ならば、南海先生の唱える外交とは何か。「努めて友好を重んじ、国の威信をそこなうことがない限り、決して国威と武力を誇示することをせず、言論、出版、さまざまな規制は次第にゆるやかにし、教育の実施、商工業の活動は、次第に充実を図る、などです」。
2人がいささか平凡と落胆するや、「国家百年の大計とあっては、いたずらに奇抜さや新味を求めて喜んでいるわけにもいきません」と、居住まいを正すのである。
世の中の兆民のイメージとはいささか趣を異にする柔軟なリアリズムが、本書には流れている。理想と現実を行き来するところに『三酔人経綸問答』の奥深さがあり、それは兆民自身の思考と行動の反映でもある。
例えば明治4年(1871年)に、兆民は維新三傑のひとり大久保利通に、自らを政府派遣留学生に採用するよう売り込んで、その夢を実現させている。派遣先のフランスで面識を得た公家の西園寺公望(後に首相)を、自らが主筆となった民権派の機関紙『東洋自由新聞』の社長に招き入れたのも兆民である。
権謀も時には必要だ
そして明治8年(1875年)には旧幕臣の代表格、勝海舟の元に出入りするようになり、明治政府の改革を進言する。野に下った西郷隆盛を東京に呼び戻し、時の政府を転覆させようと促したのである。自由民権運動の指導者である板垣退助には批判的で、言動の振れに対して兆民は厳しいまなざしを向けている。
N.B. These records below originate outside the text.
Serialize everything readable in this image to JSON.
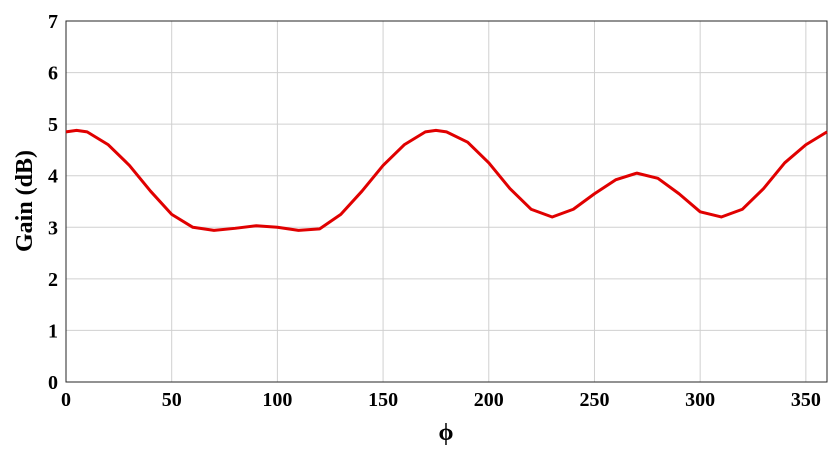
{
  "chart_data": {
    "type": "line",
    "x_label": "ϕ",
    "y_label": "Gain (dB)",
    "x": [
      0,
      5,
      10,
      20,
      30,
      40,
      50,
      60,
      70,
      80,
      90,
      100,
      110,
      120,
      130,
      140,
      150,
      160,
      170,
      175,
      180,
      190,
      200,
      210,
      220,
      230,
      240,
      250,
      260,
      270,
      280,
      290,
      300,
      310,
      320,
      330,
      340,
      350,
      360
    ],
    "series": [
      {
        "color": "#e00000",
        "values": [
          4.85,
          4.88,
          4.85,
          4.6,
          4.2,
          3.7,
          3.25,
          3.0,
          2.94,
          2.98,
          3.03,
          3.0,
          2.94,
          2.97,
          3.25,
          3.7,
          4.2,
          4.6,
          4.85,
          4.88,
          4.85,
          4.65,
          4.25,
          3.75,
          3.35,
          3.2,
          3.35,
          3.65,
          3.92,
          4.05,
          3.95,
          3.65,
          3.3,
          3.2,
          3.35,
          3.75,
          4.25,
          4.6,
          4.85
        ]
      }
    ],
    "xlim": [
      0,
      360
    ],
    "xticks": [
      0,
      50,
      100,
      150,
      200,
      250,
      300,
      350
    ],
    "ylim": [
      0,
      7
    ],
    "yticks": [
      0,
      1,
      2,
      3,
      4,
      5,
      6,
      7
    ],
    "grid": true
  }
}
「権謀とは決して悪いものではない。聖人賢者といえども何かを成しとげようと思えば、権謀を捨て去るわけにはいかない」
胃がんのため明治34年(1901年)に55歳で死去した兆民は、生前最後の書『 一年有半 』(鶴ヶ谷真一訳/光文社古典新訳文庫)でそう記している。ただし権謀は理想実現のために用いるべきだ。その認識は『三酔人経綸問答』から離れてはいない。